Gracie Belloni, hugely pregnant with her fourth child, hires Angie to scope out the charges for lingerie, perfume and furs on her husband's Visa bill. Anthony, a.k.a Tony Baloney, hasn't brought a single goodie to Gracie. No sooner does Angie uncover a liaison between Tony and gold-digger Elisa Morano, than Elisa's body, shot and riddled with stab wounds, is discovered in the apartment building owned by Belloni.
Gracie adopts a stand-by-your-man position and pleads with Angie to work with Tony's lawyer, Bart Matthews, as part of the defense team. Torn between contempt for Tony and compassion for Gracie and the kids, Angie decides to sign on.
During the course of the investigation, she confronts some of her own demons. Her Sicilian-American family's Mafia ties are exposed by the media. She struggles to balance the pre-Friedan values of her upbringing as she makes her way in a post-feminist world. The faith of her childhood is challenged by religious bigotry and hatred.

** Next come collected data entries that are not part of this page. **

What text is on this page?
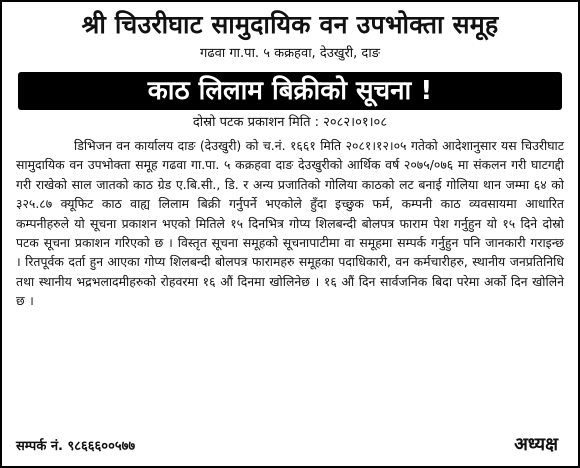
श्री चिउरीघाट सामुदायिक वन उपभोक्ता समूह
गढवा गा.पा. ५ कक्रहवा, देउखुरी, दाङ
काठ लिलाम बिक्रीको सूचना !
दोस्रो पटक प्रकाशन मिति : २०८२।०१।०८
डिभिजन वन कार्यालय दाङ (देउखुरी) को च.नं. १६६१ मिति २०८१।१२।०५ गतेको आदेशानुसार यस चिउरीघाट सामुदायिक वन उपभोक्ता समूह गढवा गा.पा. ५ कक्रहवा दाङ देउखुरीको आर्थिक वर्ष २०७५/०७६ मा संकलन गरी घाटगद्दी गरी राखेको साल जातको काठ ग्रेड ए.बि.सी., डि. र अन्य प्रजातिको गोलिया काठको लट बनाई गोलिया थान जम्मा ६४ को ३२५.८७ क्यूफिट काठ वाह्य लिलाम बिक्री गर्नुपर्ने भएकोले हुँदा इच्छुक फर्म, कम्पनी काठ व्यवसायमा आधारित कम्पनीहरुले यो सूचना प्रकाशन भएको मितिले १५ दिनभित्र गोप्य शिलबन्दी बोलपत्र फाराम पेश गर्नुहुन यो १५ दिने दोस्रो पटक सूचना प्रकाशन गरिएको छ । विस्तृत सूचना समूहको सूचनापाटीमा वा समूहमा सम्पर्क गर्नुहुन पनि जानकारी गराइन्छ । रितपूर्वक दर्ता हुन आएका गोप्य शिलबन्दी बोलपत्र फारामहरु समूहका पदाधिकारी, वन कर्मचारीहरु, स्थानीय जनप्रतिनिधि तथा स्थानीय भद्रभलादमीहरुको रोहवरमा १६ औं दिनमा खोलिनेछ । १६ औं दिन सार्वजनिक बिदा परेमा अर्को दिन खोलिने छ ।
सम्पर्क नं. ९८६६६००५७७	अध्यक्ष
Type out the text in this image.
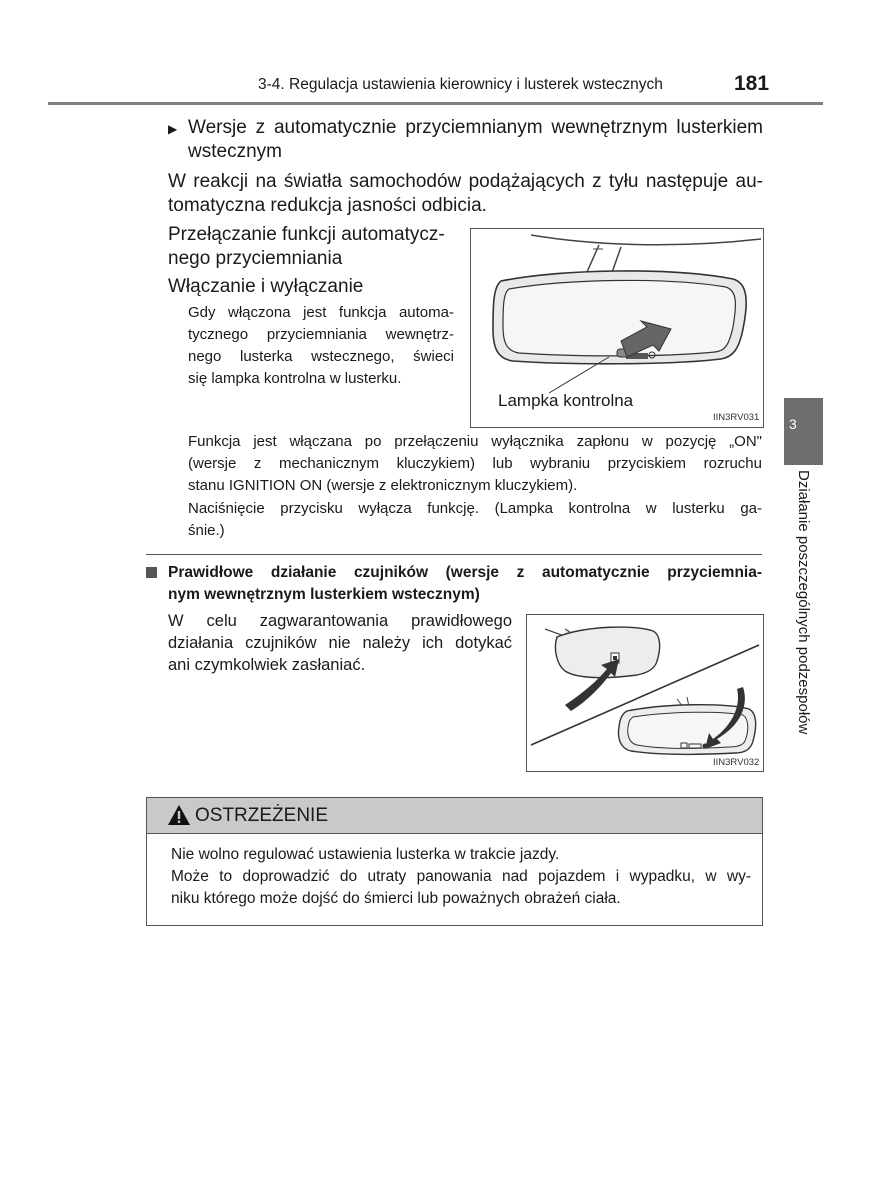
3-4. Regulacja ustawienia kierownicy i lusterek wstecznych	181
3
Działanie poszczególnych podzespołów
▶ Wersje z automatycznie przyciemnianym wewnętrznym lusterkiem
wstecznym
W reakcji na światła samochodów podążających z tyłu następuje au-
tomatyczna redukcja jasności odbicia.
Przełączanie funkcji automatycz-
nego przyciemniania
Włączanie i wyłączanie
Gdy włączona jest funkcja automa-
tycznego przyciemniania wewnętrz-
nego lusterka wstecznego, świeci
się lampka kontrolna w lusterku.
Lampka kontrolna
IIN3RV031
Funkcja jest włączana po przełączeniu wyłącznika zapłonu w pozycję „ON"
(wersje z mechanicznym kluczykiem) lub wybraniu przyciskiem rozruchu
stanu IGNITION ON (wersje z elektronicznym kluczykiem).
Naciśnięcie przycisku wyłącza funkcję. (Lampka kontrolna w lusterku ga-
śnie.)
Prawidłowe działanie czujników (wersje z automatycznie przyciemnia-
nym wewnętrznym lusterkiem wstecznym)
W celu zagwarantowania prawidłowego
działania czujników nie należy ich dotykać
ani czymkolwiek zasłaniać.
IIN3RV032
OSTRZEŻENIE
Nie wolno regulować ustawienia lusterka w trakcie jazdy.
Może to doprowadzić do utraty panowania nad pojazdem i wypadku, w wy-
niku którego może dojść do śmierci lub poważnych obrażeń ciała.
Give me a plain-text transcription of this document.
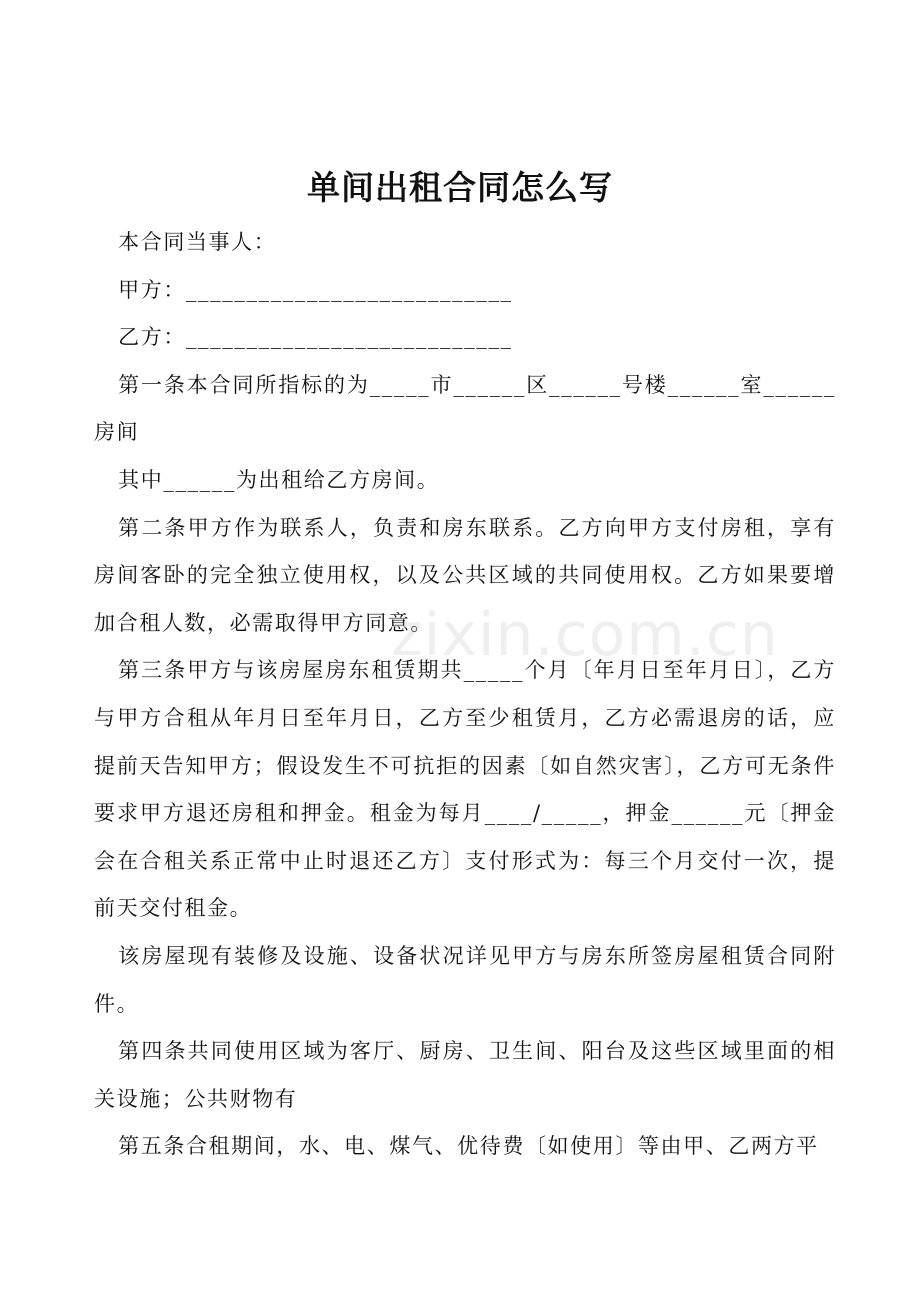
单间出租合同怎么写

本合同当事人：

甲方：___________________________

乙方：___________________________

第一条本合同所指标的为_____市______区______号楼______室______房间

其中______为出租给乙方房间。

第二条甲方作为联系人，负责和房东联系。乙方向甲方支付房租，享有房间客卧的完全独立使用权，以及公共区域的共同使用权。乙方如果要增加合租人数，必需取得甲方同意。

第三条甲方与该房屋房东租赁期共_____个月〔年月日至年月日〕，乙方与甲方合租从年月日至年月日，乙方至少租赁月，乙方必需退房的话，应提前天告知甲方；假设发生不可抗拒的因素〔如自然灾害〕，乙方可无条件要求甲方退还房租和押金。租金为每月____/_____，押金______元〔押金会在合租关系正常中止时退还乙方〕支付形式为：每三个月交付一次，提前天交付租金。

该房屋现有装修及设施、设备状况详见甲方与房东所签房屋租赁合同附件。

第四条共同使用区域为客厅、厨房、卫生间、阳台及这些区域里面的相关设施；公共财物有

第五条合租期间，水、电、煤气、优待费〔如使用〕等由甲、乙两方平

zixin.com.cn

But Angie meets more than just her inner demons as she searches for the truth of Elisa's death. She also encounters Jane Dunwoodie, who manages her home, family, and the Dunwoodie Insurance Agency while her husband, John, just plays; Bobbie Russell, the dishy gay man who took Elisa's job at the Dunwoodie Insurance Agency and who guides Angie as the investigation moves into the homosexual subculture of Milwaukee; Elisa's onetime friend and roommate, Marsha Cantwell, struggling to recover from Elisa's betrayal; Mrs. Lembke, the acute observer and busybody, who lived across the street from Elisa and Marsha.
And Wukowski, the attractive, but oppositional Milwaukee police detective assigned to the Morano homicide. ("Do they call you Wookie?" she asks him. "Only once," he responds.) Their relationship begins in confrontation and dislike, as Wukowski struggles with the emotional aftermath of the brutal torture and death of his former female MPD partner. He sets off all of Angie's warning bells from a marriage that shaped her into a woman she worked hard to reinvent after her divorce. Despite their initial antagonism, they feel the tingles of physical attraction and begin to realize that they're on the same team, searching for justice and truth in an unjust and untrue world.
Truth Kills offers a strong set of characters: some searching for honesty in a dishonest world and some sure that they alone know the truth, all explored within the metropolitan, yet small town atmosphere of Milwaukee, Wisconsin.